Dans un nouveau « communiqué numéro 5 » lu à la télévision d’Etat, l’armée égyptienne a annoncé dimanche 13 février 2011 après-midi la dissolution des deux chambres du Parlement.
Le conseil suprême des forces armées a également annoncé, ce samedi 12 février 2011, dans son « communiqué numéro 4 » que l’armée égyptienne, chargée du pays depuis la démission vendredi du président Hosni Moubarak, qu’il garentira une « transition pacifique » vers « un pouvoir civil élu », et assuré que l’Egypte respecterait les traités « régionaux et internationaux » qu’elle a signés.
« La République arabe d’Égypte restera engagée envers tous ses traités régionaux et internationaux », selon ce communiqué. L’Égypte est le seul pays arabe, avec la Jordanie, à avoir signé un traité de paix avec Israël.
Le départ d’Hosni Moubarak a laissé des doutes sur le sort les accords de Camp David qui ont été signés avec le voisin Israëlien. Les Israéliens ont cédé, lors de la signature de ces traités en 1979, un territoire qui leur appartenait de plein droit, le Sinaï.
La Maison Blanche a appelé vendredi 11 février 2011 les nouvelles autorités en Egypte à honorer les accords de paix avec Israël, après la démission du président Hosni Moubarak.
« Il est important que le prochain gouvernement en Egypte reconnaisse les accords qui ont été signés avec le gouvernement d’Israël », a déclaré le porte-parole de la présidence américaine, Robert Gibbs.

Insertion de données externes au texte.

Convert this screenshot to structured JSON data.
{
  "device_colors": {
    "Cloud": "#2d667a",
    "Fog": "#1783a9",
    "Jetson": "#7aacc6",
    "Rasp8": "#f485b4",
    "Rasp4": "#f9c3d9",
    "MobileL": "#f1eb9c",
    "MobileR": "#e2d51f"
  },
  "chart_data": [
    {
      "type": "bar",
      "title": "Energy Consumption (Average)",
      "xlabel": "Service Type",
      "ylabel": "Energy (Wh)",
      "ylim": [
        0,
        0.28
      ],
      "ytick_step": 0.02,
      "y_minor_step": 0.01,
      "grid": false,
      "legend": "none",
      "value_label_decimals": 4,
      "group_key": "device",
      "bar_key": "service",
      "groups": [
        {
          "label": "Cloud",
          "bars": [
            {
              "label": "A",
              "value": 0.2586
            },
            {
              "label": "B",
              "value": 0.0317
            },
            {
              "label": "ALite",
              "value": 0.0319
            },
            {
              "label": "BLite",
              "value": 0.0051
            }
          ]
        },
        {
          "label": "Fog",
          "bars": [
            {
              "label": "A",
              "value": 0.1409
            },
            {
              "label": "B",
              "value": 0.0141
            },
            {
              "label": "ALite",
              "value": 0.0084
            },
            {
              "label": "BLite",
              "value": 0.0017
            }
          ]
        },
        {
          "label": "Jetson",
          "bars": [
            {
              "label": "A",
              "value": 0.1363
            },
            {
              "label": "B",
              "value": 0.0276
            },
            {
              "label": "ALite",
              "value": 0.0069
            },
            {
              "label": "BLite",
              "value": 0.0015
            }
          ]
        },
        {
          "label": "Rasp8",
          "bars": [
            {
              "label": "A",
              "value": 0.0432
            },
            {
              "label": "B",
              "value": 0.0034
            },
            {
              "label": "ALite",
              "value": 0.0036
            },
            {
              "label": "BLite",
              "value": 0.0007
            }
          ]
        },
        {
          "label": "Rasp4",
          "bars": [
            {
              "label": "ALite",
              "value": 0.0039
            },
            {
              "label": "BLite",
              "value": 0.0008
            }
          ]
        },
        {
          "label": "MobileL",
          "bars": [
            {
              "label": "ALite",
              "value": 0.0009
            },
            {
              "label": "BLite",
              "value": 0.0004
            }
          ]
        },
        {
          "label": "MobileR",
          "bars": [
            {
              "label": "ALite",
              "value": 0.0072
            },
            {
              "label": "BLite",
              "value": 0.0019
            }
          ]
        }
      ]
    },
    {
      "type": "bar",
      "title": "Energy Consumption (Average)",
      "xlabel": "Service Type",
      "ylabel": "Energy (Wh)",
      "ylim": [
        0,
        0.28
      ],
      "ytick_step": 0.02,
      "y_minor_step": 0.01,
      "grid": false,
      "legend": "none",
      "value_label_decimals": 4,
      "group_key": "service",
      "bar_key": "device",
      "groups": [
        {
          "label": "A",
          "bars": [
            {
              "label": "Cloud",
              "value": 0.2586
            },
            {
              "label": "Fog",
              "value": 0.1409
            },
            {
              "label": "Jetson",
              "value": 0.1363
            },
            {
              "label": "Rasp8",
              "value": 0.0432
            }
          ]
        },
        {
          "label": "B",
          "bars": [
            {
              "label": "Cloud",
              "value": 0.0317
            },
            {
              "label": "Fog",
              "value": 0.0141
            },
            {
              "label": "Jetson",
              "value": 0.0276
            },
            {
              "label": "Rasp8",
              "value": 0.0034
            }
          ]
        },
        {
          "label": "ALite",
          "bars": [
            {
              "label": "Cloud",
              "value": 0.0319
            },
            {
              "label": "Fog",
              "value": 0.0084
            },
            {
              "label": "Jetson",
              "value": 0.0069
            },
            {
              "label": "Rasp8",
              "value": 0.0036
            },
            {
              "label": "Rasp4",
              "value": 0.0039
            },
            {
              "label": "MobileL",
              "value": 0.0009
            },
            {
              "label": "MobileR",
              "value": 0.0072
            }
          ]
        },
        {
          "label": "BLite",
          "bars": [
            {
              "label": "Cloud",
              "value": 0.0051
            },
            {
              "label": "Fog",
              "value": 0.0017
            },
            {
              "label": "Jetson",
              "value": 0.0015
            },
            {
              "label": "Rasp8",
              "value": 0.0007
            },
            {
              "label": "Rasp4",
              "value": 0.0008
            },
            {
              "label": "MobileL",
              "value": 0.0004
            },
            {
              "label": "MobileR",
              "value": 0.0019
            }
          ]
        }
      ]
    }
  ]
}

La chancelière allemande Angela Merkel a appelé vendredi « le nouveau gouvernement en Egypte à protéger la sécurité d’Israël et à se conformer à l’accord de paix conclu avec ce pays ».
Dans une interview à la chaîne américaine CBS, Mohamed El Baradei a déclaré qu’il « réfutait l’idée qu’une Egypte démocratique puisse être hostile aux Etats-Unis et à Israël ». El Baradei a indiqué aussi à la NBC qu’il pense que la crise interne que traverse l’Egypte n’aura aucune incidence sur l’accord de paix égypto israélien malgré la possible arrivée des Frères musulmans au pouvoir.
L’ancien directeur de l’AIEA et opposant dans son pays a déclaré être prêt à assurer la transition politique en Egypte, si le peuple le lui demandait.
ElBaradei a regagné il y’a deux semaines l’Egypte pour participer au mouvement de contestation. Il a n’a toutefois pas pris la tête des manifestations mais il a joué un rôle en faveur du changement politique dans son pays. ElBaradeï, ancien directeur de l’AIEA, réside depuis à Vienne Autriche) depuis une vingtaine d’années.
Mohammed el-Baradei, prix Nobel de la paix 2005, est considéré comme un homme politique d’envergure internationale, qui a mené à la tête de l’Agence internationale de l’énergie atomique des missions difficiles comme en Iran.